41. Somut olayda başvurucu, tutukluluk halinin devamı yönündeki karara 9/10/2012 tarihinde itiraz etmiştir. İtiraz mercii, Cumhuriyet savcısının yazılı görüşünü almış ancak bu görüş başvurucuya bildirilmemiştir. Başvurucunun, Cumhuriyet savcısının görüşüne cevap verme imkânı olmamıştır. Tutuklulukla ilgili itiraz, İstanbul 13. Ağır Ceza Mahkemesince 5/11/2012 tarihinde reddedilmiştir. Başvurudan sonra 11/4/2013 tarih ve 6459 sayılı Kanunla yapılan düzenlemeyle “…itiraz üzerine Cumhuriyet savcısından görüş alınması durumunda, bu görüş şüpheli, sanık veya müdafiine bildirilir.” hükmü 5271 sayılı Kanuna eklenmiştir.
42. Tutukluluğa itiraz incelemesinde Cumhuriyet savcısının görüşünün başvurucuya bildirilmemesi nedeniyle Anayasa’nın 19. maddesinin sekizinci fıkrasının ihlal edildiğine karar verilmesi gerekir.
3. 6216 Sayılı Kanunun 50. Maddesi Yönünden
43. Başvurucu 10.000,00 TL maddi ve 30.000,00 TL manevi tazminat talebinde bulunmuştur.
44. 6216 sayılı Kanun’un “Kararlar” kenar başlıklı 50. maddesinin (2) numaralı fıkrası şöyledir:
“Tespit edilen ihlal bir mahkeme kararından kaynaklanmışsa, ihlali ve sonuçlarını ortadan kaldırmak için yeniden yargılama yapmak üzere dosya ilgili mahkemeye gönderilir.
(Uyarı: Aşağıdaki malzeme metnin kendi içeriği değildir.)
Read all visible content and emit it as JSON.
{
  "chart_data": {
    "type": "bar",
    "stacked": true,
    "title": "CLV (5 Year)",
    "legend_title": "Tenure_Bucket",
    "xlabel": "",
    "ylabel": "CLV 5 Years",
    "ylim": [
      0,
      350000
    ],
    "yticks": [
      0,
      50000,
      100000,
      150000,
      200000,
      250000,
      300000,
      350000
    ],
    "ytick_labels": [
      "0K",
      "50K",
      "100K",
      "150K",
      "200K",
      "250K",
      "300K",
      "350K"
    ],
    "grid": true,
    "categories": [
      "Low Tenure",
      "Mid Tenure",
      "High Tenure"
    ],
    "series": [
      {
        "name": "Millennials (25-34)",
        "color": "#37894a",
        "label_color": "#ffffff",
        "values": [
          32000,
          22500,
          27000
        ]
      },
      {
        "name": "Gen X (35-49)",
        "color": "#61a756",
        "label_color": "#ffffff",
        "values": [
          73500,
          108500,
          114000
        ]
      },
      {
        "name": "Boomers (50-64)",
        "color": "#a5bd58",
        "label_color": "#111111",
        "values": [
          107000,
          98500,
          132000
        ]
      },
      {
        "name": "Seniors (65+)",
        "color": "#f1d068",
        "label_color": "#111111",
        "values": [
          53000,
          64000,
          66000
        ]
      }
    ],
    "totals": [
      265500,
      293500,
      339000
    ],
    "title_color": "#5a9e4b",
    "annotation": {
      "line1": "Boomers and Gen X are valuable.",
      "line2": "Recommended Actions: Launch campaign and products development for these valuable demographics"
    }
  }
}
Yeniden yargılama yapılmasında hukuki yarar bulunmayan hâllerde başvurucu lehine tazminata hükmedilebilir veya genel mahkemelerde dava açılması yolu gösterilebilir. Yeniden yargılama yapmakla yükümlü mahkeme, Anayasa Mahkemesinin ihlal kararında açıkladığı ihlali ve sonuçlarını ortadan kaldıracak şekilde mümkünse dosya üzerinden karar verir.”
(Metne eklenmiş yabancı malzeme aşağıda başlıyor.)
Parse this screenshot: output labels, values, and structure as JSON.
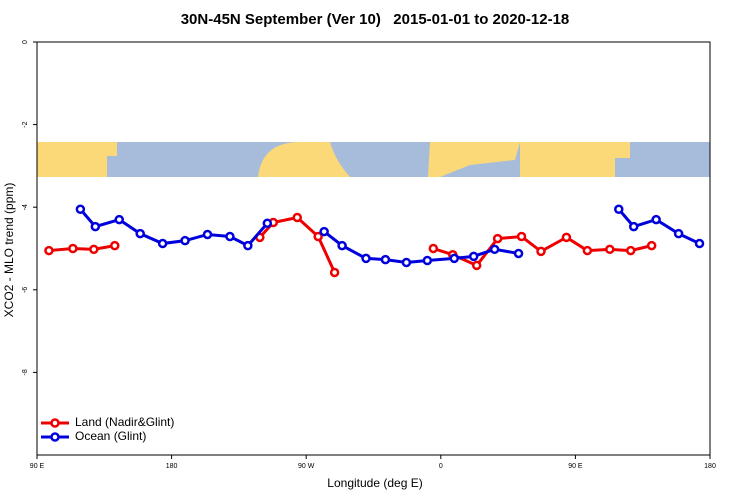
{
  "chart_data": {
    "type": "line",
    "title": "30N-45N September (Ver 10)   2015-01-01 to 2020-12-18",
    "x_label": "Longitude (deg E)",
    "y_label": "XCO2 - MLO trend (ppm)",
    "xlim": [
      90,
      540
    ],
    "xticks": [
      {
        "value": 90,
        "label": "90 E"
      },
      180,
      {
        "value": 270,
        "label": "90 W"
      },
      {
        "value": 360,
        "label": "0"
      },
      {
        "value": 450,
        "label": "90 E"
      },
      {
        "value": 540,
        "label": "180"
      }
    ],
    "ylim": [
      -10,
      0
    ],
    "yticks": [
      0,
      -2,
      -4,
      -6,
      -8
    ],
    "legend": "bottom-left",
    "series": [
      {
        "name": "Land (Nadir&Glint)",
        "color": "#ee0000",
        "x": [
          98,
          114,
          128,
          142,
          null,
          239,
          248,
          264,
          278,
          289,
          null,
          355,
          368,
          384,
          398,
          414,
          427,
          444,
          458,
          473,
          487,
          501
        ],
        "values": [
          -5.05,
          -5.0,
          -5.02,
          -4.93,
          null,
          -4.73,
          -4.37,
          -4.25,
          -4.71,
          -5.58,
          null,
          -5.0,
          -5.15,
          -5.41,
          -4.76,
          -4.71,
          -5.07,
          -4.73,
          -5.05,
          -5.02,
          -5.05,
          -4.93
        ]
      },
      {
        "name": "Ocean (Glint)",
        "color": "#0000dd",
        "x": [
          119,
          129,
          145,
          159,
          174,
          189,
          204,
          219,
          231,
          244,
          null,
          282,
          294,
          310,
          323,
          337,
          351,
          369,
          382,
          396,
          412,
          null,
          479,
          489,
          504,
          519,
          533
        ],
        "values": [
          -4.05,
          -4.47,
          -4.3,
          -4.64,
          -4.88,
          -4.81,
          -4.66,
          -4.71,
          -4.93,
          -4.39,
          null,
          -4.59,
          -4.93,
          -5.24,
          -5.27,
          -5.34,
          -5.29,
          -5.24,
          -5.19,
          -5.02,
          -5.12,
          null,
          -4.05,
          -4.47,
          -4.3,
          -4.64,
          -4.88
        ]
      }
    ]
  }
}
45. Başvurucu uğradığını iddia ettiği maddi zararla ilgili olarak somut bir bilgi ve belge sunmamıştır. Başvurucunun maddi tazminat talebi bu nedenle reddedilmelidir.
46. Başvurucunun kişi özgürlüğü ve güvenliğine yönelik ihlalin tespitiyle telafi edilemeyecek ölçüdeki manevi zararı nedeniyle, başvurucuya takdiren net 3.000,00 TL manevi tazminat ödenmesine karar verilmesi gerekir.
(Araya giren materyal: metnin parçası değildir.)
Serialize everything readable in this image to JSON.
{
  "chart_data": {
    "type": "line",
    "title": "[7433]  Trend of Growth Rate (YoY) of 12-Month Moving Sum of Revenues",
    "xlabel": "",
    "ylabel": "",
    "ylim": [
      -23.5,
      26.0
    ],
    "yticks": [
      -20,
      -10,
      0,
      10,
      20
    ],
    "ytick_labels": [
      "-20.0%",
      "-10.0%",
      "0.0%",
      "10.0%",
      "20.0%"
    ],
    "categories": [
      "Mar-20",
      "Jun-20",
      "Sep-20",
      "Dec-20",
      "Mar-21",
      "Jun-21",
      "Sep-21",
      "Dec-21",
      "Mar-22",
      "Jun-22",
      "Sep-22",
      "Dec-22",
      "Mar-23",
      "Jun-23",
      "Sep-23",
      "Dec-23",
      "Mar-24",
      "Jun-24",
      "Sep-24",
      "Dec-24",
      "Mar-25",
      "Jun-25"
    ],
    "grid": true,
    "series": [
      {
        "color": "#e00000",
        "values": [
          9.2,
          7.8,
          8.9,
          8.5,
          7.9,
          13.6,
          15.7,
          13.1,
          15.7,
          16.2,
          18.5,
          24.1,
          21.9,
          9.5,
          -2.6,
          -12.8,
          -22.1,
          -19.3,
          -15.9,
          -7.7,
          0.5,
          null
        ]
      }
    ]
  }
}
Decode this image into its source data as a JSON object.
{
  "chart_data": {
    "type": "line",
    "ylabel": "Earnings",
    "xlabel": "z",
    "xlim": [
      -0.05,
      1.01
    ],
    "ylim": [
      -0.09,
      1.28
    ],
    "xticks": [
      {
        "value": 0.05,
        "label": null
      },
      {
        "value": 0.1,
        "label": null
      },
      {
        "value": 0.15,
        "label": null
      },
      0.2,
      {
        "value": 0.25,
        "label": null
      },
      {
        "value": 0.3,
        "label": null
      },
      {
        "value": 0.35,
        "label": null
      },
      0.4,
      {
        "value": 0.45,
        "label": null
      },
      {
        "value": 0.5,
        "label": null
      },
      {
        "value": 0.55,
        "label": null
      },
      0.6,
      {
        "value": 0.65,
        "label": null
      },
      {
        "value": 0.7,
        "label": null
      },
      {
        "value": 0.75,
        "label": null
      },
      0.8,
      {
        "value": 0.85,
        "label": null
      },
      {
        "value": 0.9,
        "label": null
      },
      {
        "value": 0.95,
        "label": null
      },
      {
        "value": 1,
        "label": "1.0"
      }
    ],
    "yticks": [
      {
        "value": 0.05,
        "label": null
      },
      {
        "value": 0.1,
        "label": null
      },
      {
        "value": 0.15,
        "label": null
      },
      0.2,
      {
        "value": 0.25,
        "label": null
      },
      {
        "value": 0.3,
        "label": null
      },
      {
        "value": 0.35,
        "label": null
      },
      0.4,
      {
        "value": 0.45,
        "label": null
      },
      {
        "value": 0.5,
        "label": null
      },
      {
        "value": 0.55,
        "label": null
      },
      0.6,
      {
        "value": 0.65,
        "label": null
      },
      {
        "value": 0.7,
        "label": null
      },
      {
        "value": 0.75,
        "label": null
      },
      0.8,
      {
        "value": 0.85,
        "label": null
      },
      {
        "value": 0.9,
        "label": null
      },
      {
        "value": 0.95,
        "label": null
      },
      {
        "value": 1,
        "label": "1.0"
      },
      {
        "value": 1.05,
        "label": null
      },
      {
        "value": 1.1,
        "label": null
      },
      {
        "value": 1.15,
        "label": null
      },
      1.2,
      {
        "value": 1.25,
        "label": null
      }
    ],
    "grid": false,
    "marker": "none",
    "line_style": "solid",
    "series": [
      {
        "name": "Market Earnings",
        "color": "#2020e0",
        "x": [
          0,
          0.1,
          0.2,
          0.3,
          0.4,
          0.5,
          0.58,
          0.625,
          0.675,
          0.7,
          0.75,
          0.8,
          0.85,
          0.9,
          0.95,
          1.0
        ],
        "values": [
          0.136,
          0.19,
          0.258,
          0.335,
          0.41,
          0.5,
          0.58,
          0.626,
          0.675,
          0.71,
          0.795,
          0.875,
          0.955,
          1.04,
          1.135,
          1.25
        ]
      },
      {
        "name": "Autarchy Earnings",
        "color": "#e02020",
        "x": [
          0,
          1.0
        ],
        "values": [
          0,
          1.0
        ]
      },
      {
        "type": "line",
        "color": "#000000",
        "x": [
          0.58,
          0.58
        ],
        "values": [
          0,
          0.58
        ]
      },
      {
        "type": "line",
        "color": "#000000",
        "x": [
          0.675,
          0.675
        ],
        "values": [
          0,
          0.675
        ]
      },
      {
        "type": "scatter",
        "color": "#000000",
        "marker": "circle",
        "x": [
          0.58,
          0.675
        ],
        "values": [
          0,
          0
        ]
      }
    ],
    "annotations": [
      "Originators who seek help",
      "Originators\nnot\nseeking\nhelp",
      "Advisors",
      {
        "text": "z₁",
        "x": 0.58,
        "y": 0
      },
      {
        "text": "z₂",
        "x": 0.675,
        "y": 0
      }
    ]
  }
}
47. Başvurucu tarafından yapılan 198,35 başvuru harcı ve 1.500,00 TL vekâlet ücretinden oluşan toplam 1.698,35 TL yargılama giderinin başvurucuya ödenmesi gerekir.
V. HÜKÜM
Açıklanan nedenlerle;
A. Başvurunun KABUL EDİLEBİLİR OLDUĞUNA,
B. Tutukluluğa itiraz incelemesinin duruşmasız yapıldığı ve kararın gerekçesiz olduğu şikâyetiyle ilgili olarak Anayasa’nın 19. maddesinin sekizinci fıkrasının İHLAL EDİLMEDİĞİNE,
C. Tutukluluğa itiraz incelemesinde Cumhuriyet savcısının görüşünün bildirilmemesi nedeniyle Anayasa’nın 19. maddesinin sekizinci fıkrasının İHLAL EDİLDİĞİNE,
D. Başvurucuya net 3.000,00 TL manevi tazminat ÖDENMESİNE, tazminata ilişkin diğer taleplerin reddine,
E. Başvurucu tarafından yapılan 198,35 TL başvuru harcı ve 1.500,00 TL vekâlet ücretinden oluşan toplam 1.698,35 TL yargılama giderinin başvurucuya ÖDENMESİNE,
F. Ödemelerin kararın tebliğini takiben Maliye Bakanlığına yapılacak başvurudan itibaren dört ay içinde yapılmasına, ödemede gecikme olması halinde bu sürenin sona erdiği tarihten ödeme tarihine kadar geçen süre için yasal faiz uygulanmasına,
30/12/2014 tarihinde OY BİRLİĞİYLE karar verildi.